Obsidian's Sequel Doesn't Quite Reach the Stars

Bigger isn't always better. It's an old adage, but it's also the best way to sum up my impressions after spending 50 hours with The Outer Worlds 2. The creators expanded on each element to the follow-up to its 2019's science fiction role-playing game — increased comedy, foes, firearms, traits, and settings, everything that matters in such adventures. And it operates excellently — at first. But the load of all those daring plans causes the experience to falter as the time passes.

A Powerful Initial Impact

The Outer Worlds 2 makes a strong opening statement. You belong to the Planetary Directorate, a do-gooder agency focused on curbing corrupt governments and companies. After some major drama, you end up in the Arcadia system, a outpost fractured by hostilities between Auntie's Selection (the outcome of a combination between the original game's two major companies), the Protectorate (groupthink pushed to its worst logical conclusion), and the Order of the Ascendant (like the Catholic church, but with calculations in place of Jesus). There are also a bunch of fissures tearing holes in the universe, but right now, you urgently require reach a relay station for pressing contact reasons. The challenge is that it's in the heart of a battlefield, and you need to figure out how to get there.

Like its predecessor, Outer Worlds 2 is a first-person RPG with an central plot and numerous secondary tasks distributed across multiple locations or areas (large spaces with a lot to uncover, but not open-world).

The opening region and the task of accessing that comms station are spectacular. You've got some funny interactions, of course, like one that involves a rancher who has overindulged sugary cereal to their beloved crustacean. Most direct you toward something helpful, though — an surprising alternative route or some new bit of intel that might unlock another way onward.

Notable Moments and Overlooked Opportunities

In one unforgettable event, you can find a Protectorate deserter near the bridge who's about to be killed. No mission is linked to it, and the sole method to discover it is by investigating and hearing the environmental chatter. If you're fast and careful enough not to let him get killed, you can save him (and then rescue his deserter lover from getting slain by monsters in their refuge later), but more pertinent to the current objective is a power line concealed in the grass nearby. If you trace it, you'll find a concealed access point to the relay station. There's another entrance to the station's underground tunnels tucked away in a grotto that you may or may not notice depending on when you pursue a particular ally mission. You can encounter an easily missable individual who's essential to rescuing a person much later. (And there's a stuffed animal who indirectly convinces a team of fighters to support you, if you're kind enough to rescue it from a minefield.) This initial segment is packed and engaging, and it feels like it's overflowing with rich storytelling potential that rewards you for your exploration.

Diminishing Expectations

Outer Worlds 2 never lives up to those early hopes again. The following key zone is arranged similar to a level in the original game or Avowed — a expansive territory sprinkled with key sites and optional missions. They're all narratively connected to the clash between Auntie's Choice and the Order of the Ascendant, but they're also short stories isolated from the primary plot narratively and location-wise. Don't look for any contextual hints guiding you toward new choices like in the opening region.

Regardless of compelling you to choose some difficult choices, what you do in this zone's side quests has no impact. Like, it really doesn't matter, to the degree that whether you allow violations or guide a band of survivors to their demise culminates in merely a passing comment or two of conversation. A game doesn't have to let each mission impact the plot in some significant, theatrical manner, but if you're forcing me to decide a group and acting as if my selection matters, I don't think it's unfair to hope for something further when it's over. When the game's already shown that it can be better, any diminishment feels like a compromise. You get expanded elements like the developers pledged, but at the price of complexity.
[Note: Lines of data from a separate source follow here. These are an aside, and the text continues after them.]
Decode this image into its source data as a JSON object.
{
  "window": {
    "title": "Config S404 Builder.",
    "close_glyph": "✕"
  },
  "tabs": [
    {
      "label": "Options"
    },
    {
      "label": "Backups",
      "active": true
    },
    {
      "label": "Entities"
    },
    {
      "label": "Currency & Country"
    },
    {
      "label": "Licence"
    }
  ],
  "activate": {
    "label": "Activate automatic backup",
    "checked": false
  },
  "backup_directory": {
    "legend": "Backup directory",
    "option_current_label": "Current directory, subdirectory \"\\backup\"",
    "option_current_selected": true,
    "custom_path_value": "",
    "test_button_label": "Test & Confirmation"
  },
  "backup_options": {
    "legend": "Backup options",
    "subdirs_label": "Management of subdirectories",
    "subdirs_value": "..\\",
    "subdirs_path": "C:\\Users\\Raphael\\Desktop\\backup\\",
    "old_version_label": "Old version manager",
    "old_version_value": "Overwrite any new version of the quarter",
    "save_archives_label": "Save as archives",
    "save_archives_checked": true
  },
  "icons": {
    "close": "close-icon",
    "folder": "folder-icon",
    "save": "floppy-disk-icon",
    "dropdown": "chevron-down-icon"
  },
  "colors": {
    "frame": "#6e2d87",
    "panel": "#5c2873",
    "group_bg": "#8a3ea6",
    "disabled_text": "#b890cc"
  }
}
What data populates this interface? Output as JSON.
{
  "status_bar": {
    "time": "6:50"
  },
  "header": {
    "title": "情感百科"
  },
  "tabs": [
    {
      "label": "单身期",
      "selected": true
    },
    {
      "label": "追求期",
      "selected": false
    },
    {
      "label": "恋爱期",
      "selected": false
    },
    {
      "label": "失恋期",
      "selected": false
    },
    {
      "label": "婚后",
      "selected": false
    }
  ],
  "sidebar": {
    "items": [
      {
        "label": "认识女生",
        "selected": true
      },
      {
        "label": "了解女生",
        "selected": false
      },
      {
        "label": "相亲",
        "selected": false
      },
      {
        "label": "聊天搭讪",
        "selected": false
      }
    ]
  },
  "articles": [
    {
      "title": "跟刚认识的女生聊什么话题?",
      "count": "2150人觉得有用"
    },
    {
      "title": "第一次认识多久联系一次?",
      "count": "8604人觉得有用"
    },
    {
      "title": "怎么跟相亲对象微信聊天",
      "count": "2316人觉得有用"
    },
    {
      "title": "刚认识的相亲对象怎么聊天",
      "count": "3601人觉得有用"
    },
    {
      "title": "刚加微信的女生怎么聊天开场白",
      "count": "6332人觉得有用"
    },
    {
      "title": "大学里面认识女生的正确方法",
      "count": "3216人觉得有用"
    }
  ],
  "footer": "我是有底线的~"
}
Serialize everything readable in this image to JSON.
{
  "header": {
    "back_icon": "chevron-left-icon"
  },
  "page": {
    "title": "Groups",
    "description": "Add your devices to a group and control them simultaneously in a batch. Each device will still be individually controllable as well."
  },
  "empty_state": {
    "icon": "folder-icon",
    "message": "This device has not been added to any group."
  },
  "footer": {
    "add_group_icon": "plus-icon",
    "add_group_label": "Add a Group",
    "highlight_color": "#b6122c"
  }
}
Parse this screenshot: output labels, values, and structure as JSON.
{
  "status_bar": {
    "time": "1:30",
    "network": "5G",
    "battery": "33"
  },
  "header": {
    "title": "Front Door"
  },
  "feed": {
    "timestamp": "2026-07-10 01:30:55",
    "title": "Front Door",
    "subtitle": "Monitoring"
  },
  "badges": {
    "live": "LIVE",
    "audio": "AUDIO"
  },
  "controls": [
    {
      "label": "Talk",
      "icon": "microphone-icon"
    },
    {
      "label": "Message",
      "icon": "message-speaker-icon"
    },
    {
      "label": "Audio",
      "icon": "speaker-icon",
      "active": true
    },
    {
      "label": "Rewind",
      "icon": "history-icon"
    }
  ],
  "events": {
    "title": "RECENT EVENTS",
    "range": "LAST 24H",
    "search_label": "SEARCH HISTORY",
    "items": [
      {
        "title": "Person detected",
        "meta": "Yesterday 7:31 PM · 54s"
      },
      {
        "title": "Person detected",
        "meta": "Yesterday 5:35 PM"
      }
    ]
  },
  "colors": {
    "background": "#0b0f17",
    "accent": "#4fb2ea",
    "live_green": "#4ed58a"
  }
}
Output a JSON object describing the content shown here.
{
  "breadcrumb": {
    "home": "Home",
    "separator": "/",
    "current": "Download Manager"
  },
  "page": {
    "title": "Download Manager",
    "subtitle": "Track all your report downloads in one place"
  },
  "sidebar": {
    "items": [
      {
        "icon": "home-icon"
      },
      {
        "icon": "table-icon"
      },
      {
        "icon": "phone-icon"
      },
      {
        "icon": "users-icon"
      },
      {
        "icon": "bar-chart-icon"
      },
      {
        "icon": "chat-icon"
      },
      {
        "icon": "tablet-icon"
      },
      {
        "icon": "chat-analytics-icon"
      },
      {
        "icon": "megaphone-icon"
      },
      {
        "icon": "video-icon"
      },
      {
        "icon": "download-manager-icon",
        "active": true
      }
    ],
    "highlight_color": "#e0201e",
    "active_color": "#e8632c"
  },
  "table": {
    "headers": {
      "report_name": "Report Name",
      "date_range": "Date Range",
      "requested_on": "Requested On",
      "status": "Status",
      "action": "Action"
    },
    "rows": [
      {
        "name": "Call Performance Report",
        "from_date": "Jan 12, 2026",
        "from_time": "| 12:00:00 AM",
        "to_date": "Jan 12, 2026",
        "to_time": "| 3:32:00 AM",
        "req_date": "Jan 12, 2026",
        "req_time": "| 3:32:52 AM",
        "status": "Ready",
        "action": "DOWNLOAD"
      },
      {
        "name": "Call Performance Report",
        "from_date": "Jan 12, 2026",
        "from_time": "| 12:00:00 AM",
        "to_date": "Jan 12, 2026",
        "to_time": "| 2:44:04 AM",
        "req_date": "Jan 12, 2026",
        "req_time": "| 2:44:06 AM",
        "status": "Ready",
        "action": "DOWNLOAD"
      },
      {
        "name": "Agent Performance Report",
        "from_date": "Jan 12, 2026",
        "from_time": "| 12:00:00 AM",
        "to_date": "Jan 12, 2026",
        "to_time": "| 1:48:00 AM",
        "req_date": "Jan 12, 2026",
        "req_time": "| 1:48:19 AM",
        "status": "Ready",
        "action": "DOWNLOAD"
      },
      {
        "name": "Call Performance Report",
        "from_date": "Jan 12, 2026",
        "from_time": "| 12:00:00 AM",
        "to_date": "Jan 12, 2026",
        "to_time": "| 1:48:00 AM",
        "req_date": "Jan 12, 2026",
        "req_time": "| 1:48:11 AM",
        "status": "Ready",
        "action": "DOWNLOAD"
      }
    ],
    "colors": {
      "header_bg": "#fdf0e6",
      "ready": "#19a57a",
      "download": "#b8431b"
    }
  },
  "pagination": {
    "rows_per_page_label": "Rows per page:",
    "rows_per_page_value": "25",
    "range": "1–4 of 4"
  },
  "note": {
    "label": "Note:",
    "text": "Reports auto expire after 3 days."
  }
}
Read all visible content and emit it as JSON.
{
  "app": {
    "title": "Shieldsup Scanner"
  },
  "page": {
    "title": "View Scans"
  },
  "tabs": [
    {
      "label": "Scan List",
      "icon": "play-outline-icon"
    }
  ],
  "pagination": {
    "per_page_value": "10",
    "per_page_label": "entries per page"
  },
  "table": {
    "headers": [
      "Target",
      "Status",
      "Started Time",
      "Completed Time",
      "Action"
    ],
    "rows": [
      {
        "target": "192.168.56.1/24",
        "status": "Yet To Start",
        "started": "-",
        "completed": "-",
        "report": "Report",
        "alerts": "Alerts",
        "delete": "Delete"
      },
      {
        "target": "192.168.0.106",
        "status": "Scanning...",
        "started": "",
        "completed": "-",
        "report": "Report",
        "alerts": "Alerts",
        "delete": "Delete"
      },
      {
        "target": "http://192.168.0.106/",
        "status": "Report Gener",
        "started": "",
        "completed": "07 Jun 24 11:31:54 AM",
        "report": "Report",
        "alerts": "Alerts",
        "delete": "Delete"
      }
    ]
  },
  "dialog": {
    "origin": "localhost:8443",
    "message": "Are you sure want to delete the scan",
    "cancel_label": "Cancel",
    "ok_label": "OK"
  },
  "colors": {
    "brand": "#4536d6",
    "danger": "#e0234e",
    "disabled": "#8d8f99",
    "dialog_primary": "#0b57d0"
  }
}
Daring Concepts and Absent Tension

The game's second act endeavors an alike method to the main setup from the opening location, but with noticeably less flair. The notion is a courageous one: an related objective that covers two planets and motivates you to request help from assorted alliances if you want a smoother path toward your aim. Beyond the repeated framework being a slightly monotonous, it's also just missing the suspense that this type of situation should have. It's a "deal with the demon" moment. There should be hard concessions. Your relationship with any group should be important beyond earning their approval by completing additional missions for them. Everything is lacking, because you can simply rush through on your own and clear the objective anyway. The game even takes pains to provide you methods of accomplishing this, pointing out alternate routes as additional aims and having allies inform you where to go.

It's a side effect of a wider concern in Outer Worlds 2: the anxiety of allowing you to regret with your decisions. It regularly exaggerates in its efforts to make sure not only that there's an alternate route in frequent instances, but that you are aware of it. Closed chambers almost always have multiple entry methods indicated, or no significant items within if they don't. If you {can't

Carolyn Strickland
Carolyn Strickland

An experienced educator and curriculum developer passionate about innovative teaching approaches.